“No juzguéis y no seréis juzgados; no condenéis, y no seréis condenados. Perdonad, y seréis perdonados.” (Lc 6:37)

Qué difícil resulta no sentirse lastimado con las palabras hirientes, todo parece iniciar con pequeños detalles que nos incomodan, y poco a poco, lo que comenzó con un insignificante desacuerdo, termina por ser una franca agresión verbal, con repercusiones psicológicas, donde salen a relucir cosas, que parecía habían permanecido guardadas precisamente, para sacarlas en esos momentos donde la ocasión es propicia para ventilar todo aquello que no nos agrada de las personas, y que en ocasiones, de ser una pareja ideal, un amigo extraordinario, una madre o padre admirable, un hermano inigualable, un hijo maravilloso, nos decepcionamos al escuchar que en realidad en esos momentos dejamos de serlo, al menos, para la otra persona con la que discutimos. Cuando llega la calma después de la guerra de improperios, y de existir verdadero amor, ambas partes empiezan a evaluar los daños, en ese instante, el reconocimiento de la poca valía del factor desencadenante del conflicto, atrae hacia ambos ofensores un sentimiento de arrepentimiento sincero, y buscan de manera discreta o abierta, el ser perdonados; si hay verdadero amor, llega el perdón sin condiciones y se restablece la armonía.

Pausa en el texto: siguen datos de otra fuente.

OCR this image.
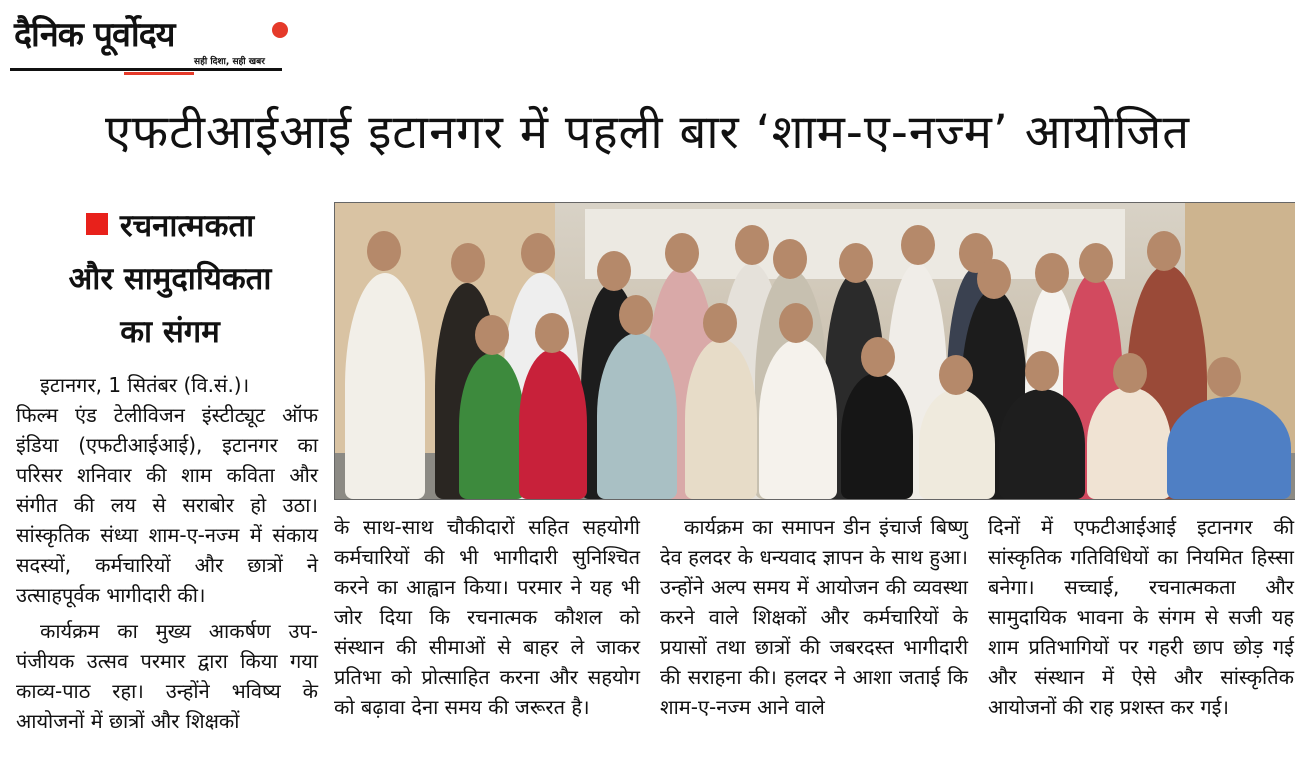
दैनिक पूर्वोदय
सही दिशा, सही खबर
एफटीआईआई इटानगर में पहली बार ‘शाम-ए-नज्म’ आयोजित
रचनात्मकता
और सामुदायिकता
का संगम

इटानगर, 1 सितंबर (वि.सं.)।

फिल्म एंड टेलीविजन इंस्टीट्यूट ऑफ इंडिया (एफटीआईआई), इटानगर का परिसर शनिवार की शाम कविता और संगीत की लय से सराबोर हो उठा। सांस्कृतिक संध्या शाम-ए-नज्म में संकाय सदस्यों, कर्मचारियों और छात्रों ने उत्साहपूर्वक भागीदारी की।

कार्यक्रम का मुख्य आकर्षण उप-पंजीयक उत्सव परमार द्वारा किया गया काव्य-पाठ रहा। उन्होंने भविष्य के आयोजनों में छात्रों और शिक्षकों

के साथ-साथ चौकीदारों सहित सहयोगी कर्मचारियों की भी भागीदारी सुनिश्चित करने का आह्वान किया। परमार ने यह भी जोर दिया कि रचनात्मक कौशल को संस्थान की सीमाओं से बाहर ले जाकर प्रतिभा को प्रोत्साहित करना और सहयोग को बढ़ावा देना समय की जरूरत है।

कार्यक्रम का समापन डीन इंचार्ज बिष्णु देव हलदर के धन्यवाद ज्ञापन के साथ हुआ। उन्होंने अल्प समय में आयोजन की व्यवस्था करने वाले शिक्षकों और कर्मचारियों के प्रयासों तथा छात्रों की जबरदस्त भागीदारी की सराहना की। हलदर ने आशा जताई कि शाम-ए-नज्म आने वाले

दिनों में एफटीआईआई इटानगर की सांस्कृतिक गतिविधियों का नियमित हिस्सा बनेगा। सच्चाई, रचनात्मकता और सामुदायिक भावना के संगम से सजी यह शाम प्रतिभागियों पर गहरी छाप छोड़ गई और संस्थान में ऐसे और सांस्कृतिक आयोजनों की राह प्रशस्त कर गई।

El guardar en nuestro pensamiento las cosas que no nos agradan de nuestros seres amados, o el no aceptar sus defectos, siempre dejarán una puerta abierta para generar conflictos, porque los seres humanos, por nuestra resistencia a amar como nos ama nuestro Señor Jesucristo, nos vuelve sumamente vulnerables al daño que proviene de nuestra instintiva naturaleza primitiva, donde al sentirnos agredidos, inmediatamente optamos por defendemos.

“Yo, empero, os digo, que no hagáis resistencia al agravio; antes si alguno te hiere en la mejilla derecha, vuélvele también la otra; y al que quiere armarte pleito para quitarte la túnica, alárgale también la capa; y al que te forzare ir cargado mil pasos, ve con él otros dos mil, Al que te pide, dale; y no tuerzas el rostro al que pretenda de ti algún préstamo” (Mt 5:39-42)

Cuando veas nubarrones acercarse a tu cielo, resguárdate bajo techo y espera a que pase la tormenta para que sigas tu camino, no desafíes al rayo y al trueno, porque el primero te puede fulminar y el segundo te puede aturdir.

Dios le de paz a nuestro corazón para que el amor sea más grande que la ofuscación. Dios bendiga el amor por nuestra familia y la mantenga siempre unida ante los embates distorsionados de aquellos que quieren retar la voluntad del Señor. Dios bendiga todos nuestros Domingos Familiares.